Throughout his career, Mohamed Bourouissa has critiqued the political, economic, and social marginalization of various communities. Born in Algeria and living in France, the multidisciplinary artist first gained acclaim through his photographs of residents of the Paris banlieuesUrban Riders, his current exhibition at the Barnes Foundation, centers on his time with the Fletcher Street Urban Riders Club in the Strawberry Mansion neighborhood of North Philadelphia. The show establishes Bourouissa’s commitment to action that is guided by social justice ideals as well as to a rigorous formal discipline.

The Fletcher Street Urban Riders Club aims to preserve Fletcher Street’s historical horse culture by teaching boys and young men from the area how to ride. Much of Strawberry Mansion is plagued by unemployment and crime, and the club provides local youth with a safe outlet. After discovering Fletcher Street through the work of American artist Martha Camarillo, Bourouissa traveled to Philadelphia in 2014 and spent eight months with the group, documenting their activities through photography, video, and drawings.

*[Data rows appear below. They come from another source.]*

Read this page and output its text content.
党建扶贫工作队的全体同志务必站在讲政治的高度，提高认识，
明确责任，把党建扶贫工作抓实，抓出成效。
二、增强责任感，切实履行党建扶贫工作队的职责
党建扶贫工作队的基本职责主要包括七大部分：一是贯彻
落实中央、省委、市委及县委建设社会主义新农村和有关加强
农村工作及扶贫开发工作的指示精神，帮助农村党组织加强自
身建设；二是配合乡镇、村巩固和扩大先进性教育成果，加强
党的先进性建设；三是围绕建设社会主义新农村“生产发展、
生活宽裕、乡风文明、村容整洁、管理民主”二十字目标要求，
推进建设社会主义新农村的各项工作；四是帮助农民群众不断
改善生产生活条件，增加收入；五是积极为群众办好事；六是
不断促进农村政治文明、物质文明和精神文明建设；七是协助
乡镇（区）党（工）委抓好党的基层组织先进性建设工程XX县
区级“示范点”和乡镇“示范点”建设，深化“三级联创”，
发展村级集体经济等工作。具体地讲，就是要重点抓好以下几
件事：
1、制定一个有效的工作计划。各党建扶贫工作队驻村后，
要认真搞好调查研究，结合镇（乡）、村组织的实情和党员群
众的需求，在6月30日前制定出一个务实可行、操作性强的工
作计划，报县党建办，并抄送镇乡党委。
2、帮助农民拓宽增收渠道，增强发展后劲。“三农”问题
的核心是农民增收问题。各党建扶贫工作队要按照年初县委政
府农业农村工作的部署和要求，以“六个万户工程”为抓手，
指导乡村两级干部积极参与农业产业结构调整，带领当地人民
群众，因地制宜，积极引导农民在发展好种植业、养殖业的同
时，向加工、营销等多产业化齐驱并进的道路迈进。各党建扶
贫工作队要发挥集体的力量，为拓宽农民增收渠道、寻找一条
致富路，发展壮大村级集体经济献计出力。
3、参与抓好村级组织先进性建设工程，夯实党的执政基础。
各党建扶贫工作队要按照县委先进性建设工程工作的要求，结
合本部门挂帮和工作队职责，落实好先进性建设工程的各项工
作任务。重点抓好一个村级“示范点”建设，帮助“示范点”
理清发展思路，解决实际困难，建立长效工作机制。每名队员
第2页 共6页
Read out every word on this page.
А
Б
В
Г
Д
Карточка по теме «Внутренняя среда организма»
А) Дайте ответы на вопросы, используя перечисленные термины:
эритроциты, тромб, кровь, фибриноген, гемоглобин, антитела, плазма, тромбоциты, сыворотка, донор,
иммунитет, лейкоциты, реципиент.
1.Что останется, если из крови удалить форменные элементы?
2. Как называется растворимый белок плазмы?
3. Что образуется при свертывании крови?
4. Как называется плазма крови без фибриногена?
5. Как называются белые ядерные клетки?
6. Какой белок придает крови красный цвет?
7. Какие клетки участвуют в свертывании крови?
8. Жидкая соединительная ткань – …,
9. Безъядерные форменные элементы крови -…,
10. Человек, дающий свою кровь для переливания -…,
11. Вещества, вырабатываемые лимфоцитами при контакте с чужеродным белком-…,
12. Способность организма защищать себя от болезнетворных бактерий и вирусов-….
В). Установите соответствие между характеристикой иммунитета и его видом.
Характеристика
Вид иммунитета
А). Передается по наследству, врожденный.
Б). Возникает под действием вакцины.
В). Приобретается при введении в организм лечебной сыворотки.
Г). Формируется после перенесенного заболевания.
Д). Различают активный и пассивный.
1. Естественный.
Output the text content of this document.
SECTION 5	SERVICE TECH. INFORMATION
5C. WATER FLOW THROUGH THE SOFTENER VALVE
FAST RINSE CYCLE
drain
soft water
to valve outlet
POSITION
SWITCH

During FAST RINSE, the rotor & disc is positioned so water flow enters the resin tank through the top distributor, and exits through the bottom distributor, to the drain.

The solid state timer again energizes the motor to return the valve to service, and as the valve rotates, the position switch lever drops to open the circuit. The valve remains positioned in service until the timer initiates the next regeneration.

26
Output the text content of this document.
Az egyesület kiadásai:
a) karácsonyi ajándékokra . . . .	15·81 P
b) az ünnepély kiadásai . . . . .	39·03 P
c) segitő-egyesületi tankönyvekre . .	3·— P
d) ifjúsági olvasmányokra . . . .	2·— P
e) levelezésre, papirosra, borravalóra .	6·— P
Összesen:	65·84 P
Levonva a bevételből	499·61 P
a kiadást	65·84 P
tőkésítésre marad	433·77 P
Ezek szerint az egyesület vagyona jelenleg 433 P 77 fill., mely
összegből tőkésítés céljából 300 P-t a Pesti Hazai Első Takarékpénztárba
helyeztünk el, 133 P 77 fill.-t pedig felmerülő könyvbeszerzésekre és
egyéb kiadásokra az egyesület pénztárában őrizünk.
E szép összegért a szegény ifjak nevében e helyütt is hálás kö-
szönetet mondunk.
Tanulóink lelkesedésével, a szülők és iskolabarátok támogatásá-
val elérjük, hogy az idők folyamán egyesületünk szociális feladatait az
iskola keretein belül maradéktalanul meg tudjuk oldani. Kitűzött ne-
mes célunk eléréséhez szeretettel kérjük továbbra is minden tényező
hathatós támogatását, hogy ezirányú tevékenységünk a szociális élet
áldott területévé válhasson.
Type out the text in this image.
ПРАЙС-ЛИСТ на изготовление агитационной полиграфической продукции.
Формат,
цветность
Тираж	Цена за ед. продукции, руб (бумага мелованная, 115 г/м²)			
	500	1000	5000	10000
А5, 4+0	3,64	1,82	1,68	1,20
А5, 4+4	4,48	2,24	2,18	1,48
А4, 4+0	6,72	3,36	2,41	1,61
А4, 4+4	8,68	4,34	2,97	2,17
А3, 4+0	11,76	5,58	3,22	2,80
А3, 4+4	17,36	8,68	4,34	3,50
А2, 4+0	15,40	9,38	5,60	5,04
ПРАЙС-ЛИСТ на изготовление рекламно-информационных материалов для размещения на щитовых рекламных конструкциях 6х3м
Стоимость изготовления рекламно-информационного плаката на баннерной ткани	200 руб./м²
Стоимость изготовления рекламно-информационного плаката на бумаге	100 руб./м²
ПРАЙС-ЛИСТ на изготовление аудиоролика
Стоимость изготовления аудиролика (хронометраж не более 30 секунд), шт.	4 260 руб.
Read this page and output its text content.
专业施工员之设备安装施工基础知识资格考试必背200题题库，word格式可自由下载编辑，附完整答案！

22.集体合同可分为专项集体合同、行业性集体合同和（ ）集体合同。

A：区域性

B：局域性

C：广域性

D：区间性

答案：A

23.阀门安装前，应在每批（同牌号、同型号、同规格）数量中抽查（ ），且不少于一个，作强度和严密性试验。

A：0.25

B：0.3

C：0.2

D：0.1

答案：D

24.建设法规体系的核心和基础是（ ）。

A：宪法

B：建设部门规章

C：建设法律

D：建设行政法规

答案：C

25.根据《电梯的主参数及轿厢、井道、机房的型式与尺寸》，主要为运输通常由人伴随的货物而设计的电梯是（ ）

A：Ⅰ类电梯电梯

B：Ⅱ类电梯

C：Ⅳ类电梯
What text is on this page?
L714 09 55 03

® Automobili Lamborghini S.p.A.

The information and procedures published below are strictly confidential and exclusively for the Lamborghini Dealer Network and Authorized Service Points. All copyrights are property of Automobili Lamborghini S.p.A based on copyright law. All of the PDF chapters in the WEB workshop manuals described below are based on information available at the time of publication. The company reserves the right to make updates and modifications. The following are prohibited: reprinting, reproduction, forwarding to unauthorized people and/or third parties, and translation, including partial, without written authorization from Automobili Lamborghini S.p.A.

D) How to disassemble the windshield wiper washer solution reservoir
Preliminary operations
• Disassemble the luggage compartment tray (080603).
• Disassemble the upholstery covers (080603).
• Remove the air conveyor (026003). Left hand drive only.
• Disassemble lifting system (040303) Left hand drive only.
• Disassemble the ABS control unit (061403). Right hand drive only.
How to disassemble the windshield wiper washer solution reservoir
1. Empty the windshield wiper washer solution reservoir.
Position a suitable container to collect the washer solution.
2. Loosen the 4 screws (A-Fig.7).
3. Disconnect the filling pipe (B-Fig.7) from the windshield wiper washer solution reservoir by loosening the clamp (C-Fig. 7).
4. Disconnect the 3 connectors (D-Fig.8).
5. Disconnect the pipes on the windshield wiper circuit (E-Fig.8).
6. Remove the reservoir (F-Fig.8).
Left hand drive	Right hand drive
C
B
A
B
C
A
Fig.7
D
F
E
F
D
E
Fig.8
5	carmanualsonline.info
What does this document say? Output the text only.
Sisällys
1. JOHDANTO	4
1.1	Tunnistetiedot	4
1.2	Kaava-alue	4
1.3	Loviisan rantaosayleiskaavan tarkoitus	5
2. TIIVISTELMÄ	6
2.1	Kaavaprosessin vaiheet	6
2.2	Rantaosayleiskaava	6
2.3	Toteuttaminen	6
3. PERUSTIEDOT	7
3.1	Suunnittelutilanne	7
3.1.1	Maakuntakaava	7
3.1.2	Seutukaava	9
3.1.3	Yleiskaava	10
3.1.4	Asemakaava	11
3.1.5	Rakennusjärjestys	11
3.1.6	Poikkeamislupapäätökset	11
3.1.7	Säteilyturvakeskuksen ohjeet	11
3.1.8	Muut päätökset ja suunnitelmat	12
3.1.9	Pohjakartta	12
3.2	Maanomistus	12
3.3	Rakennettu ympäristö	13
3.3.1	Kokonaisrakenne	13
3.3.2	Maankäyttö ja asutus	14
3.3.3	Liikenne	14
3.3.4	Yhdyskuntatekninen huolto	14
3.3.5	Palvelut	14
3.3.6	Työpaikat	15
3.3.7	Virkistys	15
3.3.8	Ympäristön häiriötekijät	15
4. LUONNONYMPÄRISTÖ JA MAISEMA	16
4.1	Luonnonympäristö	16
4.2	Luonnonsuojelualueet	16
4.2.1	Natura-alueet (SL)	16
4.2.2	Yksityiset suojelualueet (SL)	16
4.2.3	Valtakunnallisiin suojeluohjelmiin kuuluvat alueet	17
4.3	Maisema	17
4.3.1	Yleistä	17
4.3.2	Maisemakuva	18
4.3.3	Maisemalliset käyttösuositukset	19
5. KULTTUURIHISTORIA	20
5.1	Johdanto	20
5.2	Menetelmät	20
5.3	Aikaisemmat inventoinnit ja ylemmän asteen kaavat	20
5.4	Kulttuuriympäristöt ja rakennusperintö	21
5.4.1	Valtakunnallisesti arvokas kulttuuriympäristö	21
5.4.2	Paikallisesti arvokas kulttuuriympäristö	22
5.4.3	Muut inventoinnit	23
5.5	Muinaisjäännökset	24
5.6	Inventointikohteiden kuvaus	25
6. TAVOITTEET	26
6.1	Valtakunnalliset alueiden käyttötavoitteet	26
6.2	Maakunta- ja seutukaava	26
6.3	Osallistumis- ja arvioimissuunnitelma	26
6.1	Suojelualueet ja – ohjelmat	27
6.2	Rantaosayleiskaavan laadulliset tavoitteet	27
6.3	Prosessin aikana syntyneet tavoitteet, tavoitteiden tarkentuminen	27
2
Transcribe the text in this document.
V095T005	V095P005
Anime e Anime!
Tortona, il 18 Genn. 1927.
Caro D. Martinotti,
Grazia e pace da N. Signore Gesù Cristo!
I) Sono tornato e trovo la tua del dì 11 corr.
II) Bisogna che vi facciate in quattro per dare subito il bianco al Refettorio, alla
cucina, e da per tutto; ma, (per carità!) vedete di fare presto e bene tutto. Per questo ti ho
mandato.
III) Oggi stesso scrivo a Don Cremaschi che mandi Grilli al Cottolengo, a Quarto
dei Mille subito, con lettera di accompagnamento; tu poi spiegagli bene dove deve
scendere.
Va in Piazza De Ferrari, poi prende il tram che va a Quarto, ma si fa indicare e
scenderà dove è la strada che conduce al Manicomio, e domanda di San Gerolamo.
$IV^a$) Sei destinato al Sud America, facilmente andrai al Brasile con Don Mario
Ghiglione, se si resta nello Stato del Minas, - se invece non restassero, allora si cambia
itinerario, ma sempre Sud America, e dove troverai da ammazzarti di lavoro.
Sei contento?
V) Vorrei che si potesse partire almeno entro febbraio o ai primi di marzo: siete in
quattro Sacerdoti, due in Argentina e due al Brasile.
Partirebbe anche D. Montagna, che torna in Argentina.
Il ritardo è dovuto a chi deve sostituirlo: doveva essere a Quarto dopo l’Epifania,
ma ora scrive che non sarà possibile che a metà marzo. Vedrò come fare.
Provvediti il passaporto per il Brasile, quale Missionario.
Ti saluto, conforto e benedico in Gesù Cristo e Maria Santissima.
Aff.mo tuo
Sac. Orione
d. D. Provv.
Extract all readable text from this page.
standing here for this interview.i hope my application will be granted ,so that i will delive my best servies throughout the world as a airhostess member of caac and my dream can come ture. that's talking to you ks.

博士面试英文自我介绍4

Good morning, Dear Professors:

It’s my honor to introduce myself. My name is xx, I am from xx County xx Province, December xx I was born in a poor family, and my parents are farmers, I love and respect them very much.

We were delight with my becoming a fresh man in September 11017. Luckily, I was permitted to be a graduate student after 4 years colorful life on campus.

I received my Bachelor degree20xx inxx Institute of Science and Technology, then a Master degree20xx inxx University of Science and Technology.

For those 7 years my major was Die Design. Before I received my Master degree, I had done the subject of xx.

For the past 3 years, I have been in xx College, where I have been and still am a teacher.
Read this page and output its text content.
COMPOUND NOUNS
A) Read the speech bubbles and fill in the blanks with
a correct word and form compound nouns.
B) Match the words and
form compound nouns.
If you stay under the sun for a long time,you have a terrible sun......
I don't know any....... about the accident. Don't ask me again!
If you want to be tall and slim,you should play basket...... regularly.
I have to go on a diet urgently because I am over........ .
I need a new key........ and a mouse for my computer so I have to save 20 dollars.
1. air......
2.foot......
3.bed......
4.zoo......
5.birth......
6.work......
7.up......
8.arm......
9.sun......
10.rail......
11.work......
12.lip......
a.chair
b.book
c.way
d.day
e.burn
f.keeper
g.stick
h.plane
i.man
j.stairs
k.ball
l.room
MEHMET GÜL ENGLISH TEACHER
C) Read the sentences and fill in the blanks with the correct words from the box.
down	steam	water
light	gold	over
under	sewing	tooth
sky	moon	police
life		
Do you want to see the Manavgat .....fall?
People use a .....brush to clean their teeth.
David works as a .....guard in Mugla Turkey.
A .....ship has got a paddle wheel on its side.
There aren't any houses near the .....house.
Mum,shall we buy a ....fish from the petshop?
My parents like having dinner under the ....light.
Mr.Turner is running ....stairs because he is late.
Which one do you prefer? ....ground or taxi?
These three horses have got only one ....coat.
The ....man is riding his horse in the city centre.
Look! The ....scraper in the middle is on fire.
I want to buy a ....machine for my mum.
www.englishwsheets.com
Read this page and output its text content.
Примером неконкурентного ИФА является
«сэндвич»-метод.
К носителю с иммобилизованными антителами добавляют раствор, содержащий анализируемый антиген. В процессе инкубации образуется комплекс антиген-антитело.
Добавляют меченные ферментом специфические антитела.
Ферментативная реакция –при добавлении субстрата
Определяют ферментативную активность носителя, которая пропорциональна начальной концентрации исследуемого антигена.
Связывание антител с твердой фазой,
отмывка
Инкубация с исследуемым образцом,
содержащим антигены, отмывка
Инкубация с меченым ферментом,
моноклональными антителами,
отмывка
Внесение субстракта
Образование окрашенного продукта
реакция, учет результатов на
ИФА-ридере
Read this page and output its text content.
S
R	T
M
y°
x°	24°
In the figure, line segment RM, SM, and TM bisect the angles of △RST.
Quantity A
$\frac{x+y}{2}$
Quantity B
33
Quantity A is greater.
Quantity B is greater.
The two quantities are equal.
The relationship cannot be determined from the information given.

In time, Bourouissa proposed and organized Horse Day, a competition and community festival, which took place that summer. He partnered each rider with one or two local artists, then tasked each team with creating an equestrian costume. On Horse Day, the riders showcased their costumes and riding skills in freestyle and obstacle course rounds. The event was advertised throughout the neighborhood as a block party, with barbeque, drinks, games, and music, and scores of community members came out to see the show and partake in the festivities.

The Barnes exhibition comprises three sections. In the first gallery, we see works on paper, reminiscent of sketchbook pages, that Bourouissa made in Philadelphia. Including diagrams, written notes, sketches, and collages, the pages visualize the artist’s real-time processing of his experiences and recordings of his early ideas around Horse Day. Ephemera from the event is installed nearby. The gallery’s documentary tone positions Horse Day, and Bourouissa’s engagement, as the intangible “real work.” Meanwhile, Bourouissa shows his collaborative ideals by yielding space to other makers: costumes, sculptures, and an improvised mural in the gallery are attributed to more than 10 artists, while the circular scaffolding that houses the drawings was constructed by the Fletcher Street riders. It seems clear that Bourouissa is genuinely invested, intellectually and emotionally, in being useful to both the Fletcher Street community and Philadelphia artists more broadly.

The second room contains a 14-minute documentary video diptych entitled “Horse Day” (2015). The left projection shows riders ambling on horseback through the streets of Philadelphia and talking at the stables, while the right projection focuses on the contest. Bourouissa portrays the riders’ performances as bathed in glory; the costumes, music, and horsemen’s prowess meld into a moving spectacle.

In the West, equestrianism tends to symbolize power, aristocracy, and liberty — all privileges historically denied to black Americans. Are Bourouissa’s images subversive? The Fletcher Street riders don’t see themselves as making a statement. As Bourouissa explained at the exhibit’s press preview, “They’re just focused on their riding, on the horses.” The video illustrates his point. We see how un-self-conscious the riders are in their saddles; they’re poised and completely in their element. Moreover, there’s a robust tradition of black and brown cowboys in the United States. Throughout Urban Riders, Bourouissa’s images do capitalize on the horse’s associations and the riders’ blackness to challenge viewers, but not to a problematic extent. At a talk this past June at the Barnes, the president of the Fletcher Street Urban Riders Club responded emphatically when audience members raised concerns about exploitation. “I do not feel as if I’m being exploited,” he insisted. For him, the fact that Bourouissa is “making something positive,” and brought the Strawberry Mansion community together on Horse Day, makes all the difference.

The show’s third section features “The Hood” (2014–17)a series that Bourouissa completed in France in response to his time with the Fletcher Street riders. The sculptural collages are constructed of metal parts of cars and imprinted with Bourouissa’s photographs from Philadelphia. In the City of Brotherly Love, mangled car parts are a familiar part of the urban landscape, especially in impoverished areas. The equestrian images and junkyard fragments evoke contradicting associations in regards to wealth and class, complicating mainstream notions about “the hood.” The series was inspired by Bourouissa’s experience of noticing the riders’ reflections in the city’s omnipresent cars. He was particularly struck by the distortion of the boys’ images. These works on the whole feel metaphorical, alluding to distorted perceptions of black males in America today. It’s an elegant series that proves Bourouissa’s equal commitment to studio and social practice.

For the Barnes Foundation, presenting Urban Riders is a loaded decision. After building his famed collection, Dr. Albert Coombs Barnes founded the institution in 1922 as an art school. His educational programming had a social justice bent; he strove to enrich the lives of less-fortunate students, particularly working-class individuals and African Americans. The collection’s move to Philadelphia’s Museum District was controversial. According to the 2009 documentary film The Art of the Steal, the move amounted to a violation of Barnes’s will by cultural and political elite, greedy for glory and financial gain. Depending on one’s point of view, Urban Riders could be seen as confirming the persistence of Barnes’s founding principles — or as an effort at redemption.